Inaccuracy for f32 erf on non-FMA instruction set
bnprks opened this issue · 0 comments
Thanks for writing and maintaining such a fast and useful library!
I've noticed some precision issues where the erf function with f32 inputs may exceed the documented 1.0 ULP error bound when FMA is not available.

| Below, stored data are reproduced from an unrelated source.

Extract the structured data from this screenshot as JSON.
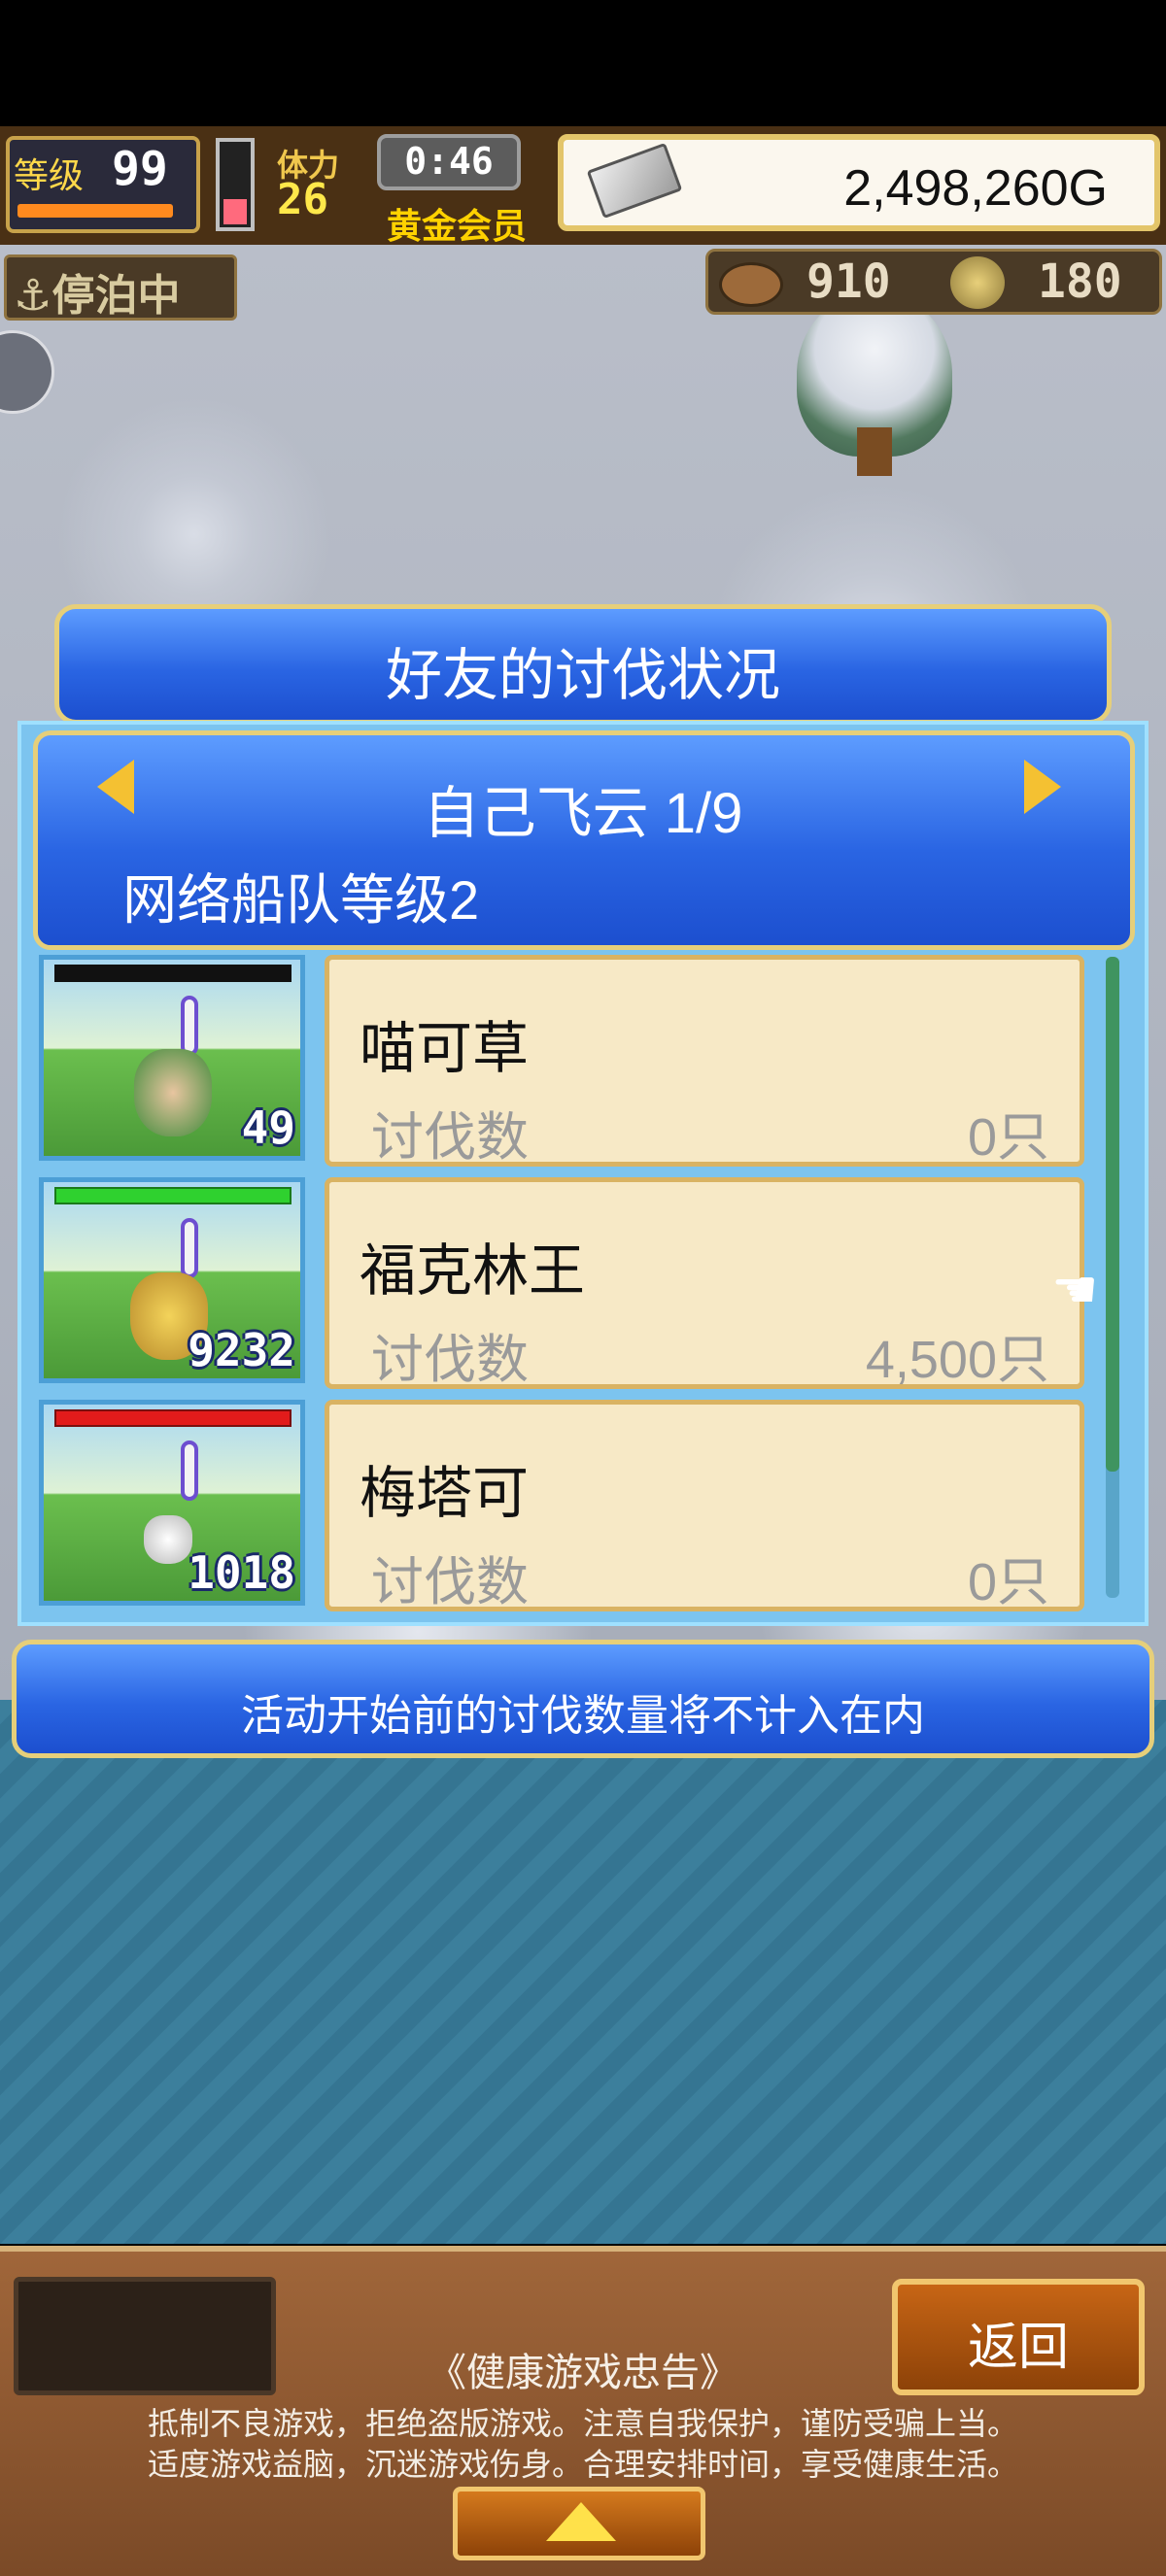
{
  "hud": {
    "level_label": "等级",
    "level_value": "99",
    "stamina_label": "体力",
    "stamina_value": "26",
    "timer": "0:46",
    "member_label": "黄金会员",
    "gold": "2,498,260G",
    "anchor_status": "停泊中",
    "wood": "910",
    "coin": "180"
  },
  "dialog": {
    "title": "好友的讨伐状况",
    "player": "自己飞云 1/9",
    "fleet_level": "网络船队等级2",
    "kill_label": "讨伐数",
    "monsters": [
      {
        "name": "喵可草",
        "kills": "0只",
        "badge": "49",
        "hp_color": "#111111"
      },
      {
        "name": "福克林王",
        "kills": "4,500只",
        "badge": "9232",
        "hp_color": "#2fd12f"
      },
      {
        "name": "梅塔可",
        "kills": "0只",
        "badge": "1018",
        "hp_color": "#e21b1b"
      }
    ],
    "note": "活动开始前的讨伐数量将不计入在内"
  },
  "bottom": {
    "back_label": "返回",
    "notice_title": "《健康游戏忠告》",
    "notice_line1": "抵制不良游戏，拒绝盗版游戏。注意自我保护，谨防受骗上当。",
    "notice_line2": "适度游戏益脑，沉迷游戏伤身。合理安排时间，享受健康生活。"
  },
  "icons": [
    "anchor-icon",
    "silver-ingot-icon",
    "wood-icon",
    "coin-icon",
    "arrow-left-icon",
    "arrow-right-icon",
    "hand-pointer-icon",
    "arrow-up-icon"
  ]
}
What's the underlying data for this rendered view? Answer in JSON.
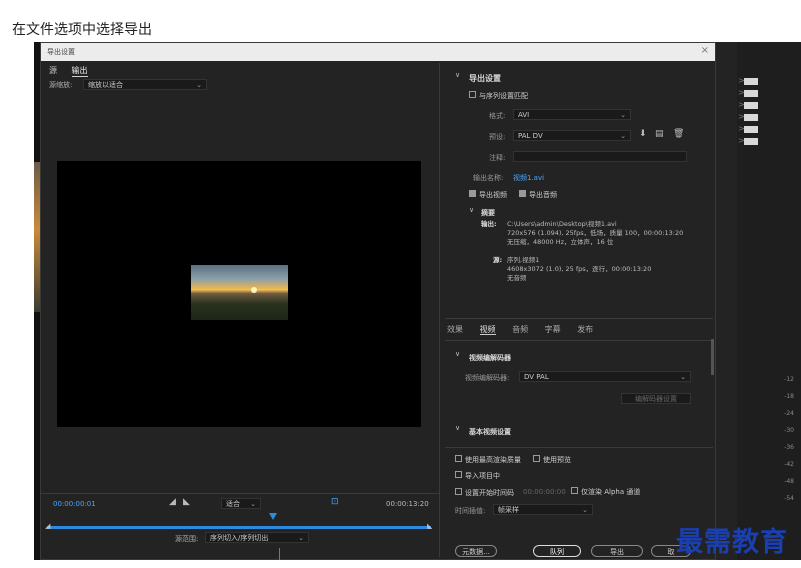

I ran my testing on x86, where scalar and AVX2 return consistently accurate values, but SSE4 and SSE2 sometimes return inaccurate values.
For example, the input 0x1.16945ap-126
(1.279174322e-38
) has a 1.3 ULP error, and the input -0x1.d1b6c8p-127
(-1.069226882e-38
) has 1.8 ULP error.
Here is some example code to reproduce these results, tested on a fresh pull of the main branch (a99491a):
#include <stdio.h>
#include <math.h>
#include "sleef.h"
//cmake -B build -S . -G Ninja
//cmake --build build
//gcc -o sleef_erf_example sleef_erf_example.c -lsleef -lm -L./build/lib -I ./build/include -march=native
int main() {
float example_input = 0x1.16945ap-126;
printf("Problem input:\t%1$.10g (%1$a)\n", example_input);
printf("Sleef scalar:\t%1$.10g (%1$a)\n", Sleef_erff1_u10(example_input));
printf("Sleef avx2:\t%1$.10g (%1$a)\n", _mm256_cvtss_f32(Sleef_erff8_u10avx2(_mm256_set1_ps(example_input))));
printf("Sleef sse4:\t%1$.10g (%1$a)\n", _mm_cvtss_f32(Sleef_erff4_u10sse4(_mm_set1_ps(example_input))));
printf("Sleef sse2:\t%1$.10g (%1$a)\n", _mm_cvtss_f32(Sleef_erff4_u10sse2(_mm_set1_ps(example_input))));
printf("Correct result:\t%1$.20Lg (%1$La)\n", erfl((long double) example_input));
}
When run, this outputs:
Problem input: 1.279174322e-38 (0x1.16945ap-126)
Sleef scalar: 1.44339361e-38 (0x1.3a57e2p-126)
Sleef avx2: 1.44339361e-38 (0x1.3a57e2p-126)
Sleef sse4: 1.44339347e-38 (0x1.3a57ep-126)
Sleef sse2: 1.44339347e-38 (0x1.3a57ep-126)
Correct result: 1.4433936563104040097e-38 (0x9.d2bf154036c0db7p-129)
It appears the differences arise in the call to dfmul_vf2_vf2_vf
on this line 3524 of sleefsimdsp.c
Line 3524 in a99491a
An algorithm update to improve non-FMA precision would of course be appreciated. For my use-case, however, I don't need the full 1.0 ULP precision. It would be fine to just update the docs to state that the error bound is 2.0 ULP when FMA isn't available.